Is the word “container” defined in the docs? I am not able to understand your explanation of everything.
Maybe it depends on the leaf type itself. The implementation of deepcopy_internal of the leaftype is called and that’s where “everything” is define.

Wait, all types have a number of fields, sometimes this number is zero. Additionally elements of arrays are copied because of the deepcopy_internal method for Arrays (Is there something also for AbstractArrays?)

There could be a statement that suggest that for “containers” (to be defined) there is a common practice of propagating through the elements the recursive action.

Thanks for the correction

For reference, i found also the definition of deepcopy in DataStructures.jl for sorted containers.

"""
deepcopy(sc)
This returns a copy of sc in which the data is deep-copied, i.e., the keys and values are replicated if they are mutable types. A semitoken for the original sc is a valid semitoken for the copy because this operation preserves the relative positions of the data in memory. Time O(maxn), where maxn denotes the maximum size that sc has attained in the past.
"""

How about

"""
    deepcopy(x)
Create a deep copy of `x`: everything is copied recursively, where every node is visited only once, 
resulting in a fully independent object of the same internal structure as the input object. For example, 
deep-copying an array produces a new array whose elements are deep copies of the original elements, 
and deep-copying an array of views of the same data array only copies the data array once.
"""

How about just add the OP’s code as an example with an enlightening explanation. A good example is better than thousand words :wink:

3 Likes

How about adding to the description

"""This is roughly equivalent to serializing, and then unserializing an object. 
Deepcopy respects object identity (===).
 (python analog: deepcopy = lambda x: pickle.loads(pickle.dumps(x));
there can be no generic C/C++ analog) """

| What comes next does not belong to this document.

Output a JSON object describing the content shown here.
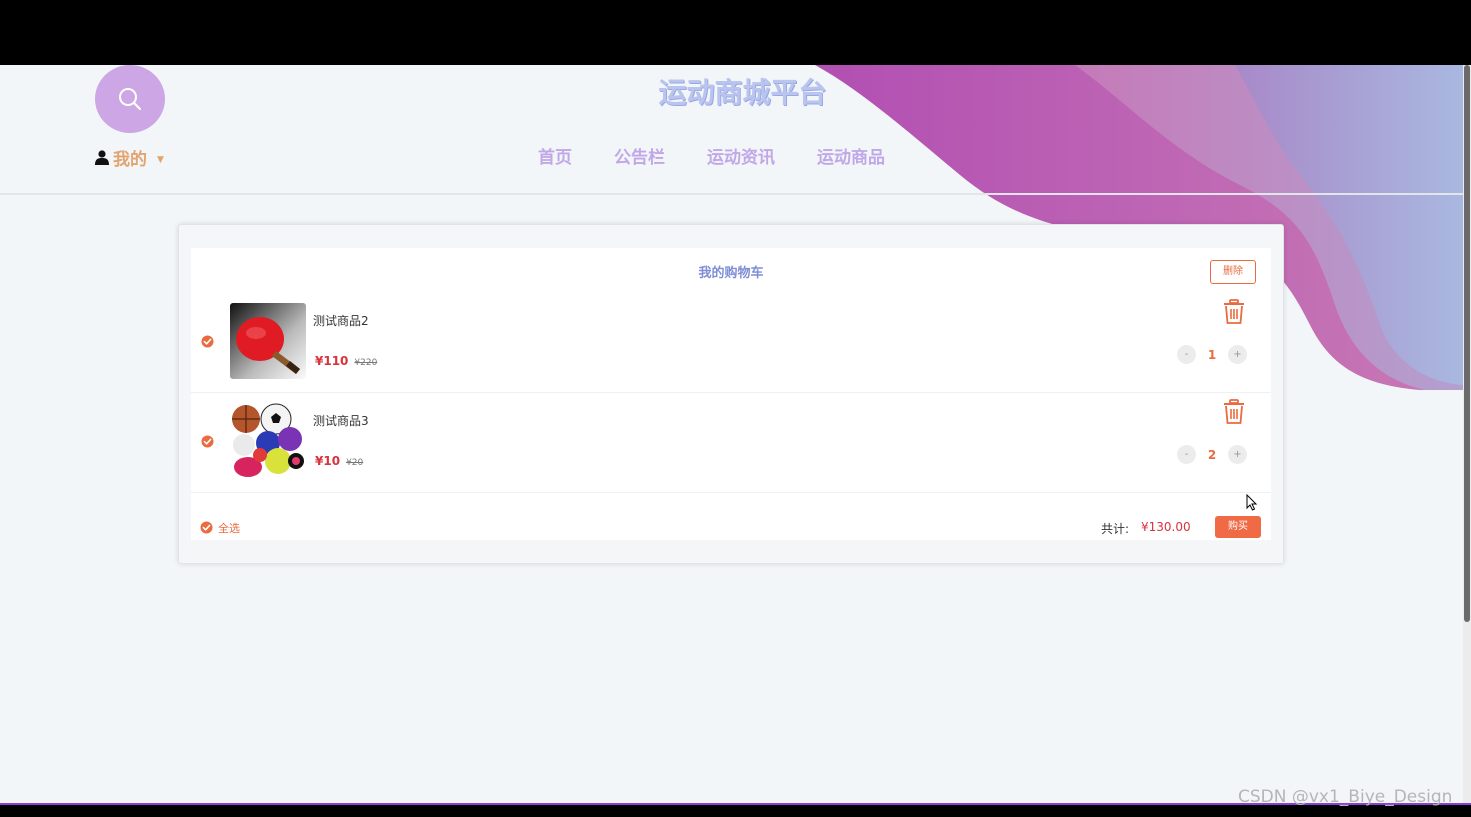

Maybe one should also add something about failure modes for types that are bad for deepcopying because they hold external references (e.g. pointers, os resources, filehandles)? Maybe one should describe how finalizers and object references in closures of finalizers are handled?

I cannot say, since I honestly don’t know how deepcopy handles these cases.

You can always read the source:

julia> io = open("/tmp/test", "w")
IOStream(<file /tmp/test>)

julia> @edit deepcopy(io)

Examples/concepts from another language may not be a good idea: it is better to explain concepts than rely on the reader’s knowledge of Python.

There’s a relatively simple explanation to why this is the case, but it hasn’t been explicitly stated.

Your object a is a vector containing 3 integers.

b is a vector containing two references to a. That’s the same reference to a, twice.

deepcopy produces an exact clone of an object (presumably) by recursively calling deepcopy on each sub-element of an object.

In this case, you deepcopy(b), which produces a vector containing the same data a b does, which is two references to a.

If deepcopy were to change references into copies of the underlying object, that would be surprising and hard for the programmer to understand.

In this case I think your confusion has come from the way in which Julia has printed data to your terminal window. It looks like b is a 2d matrix, but it is not.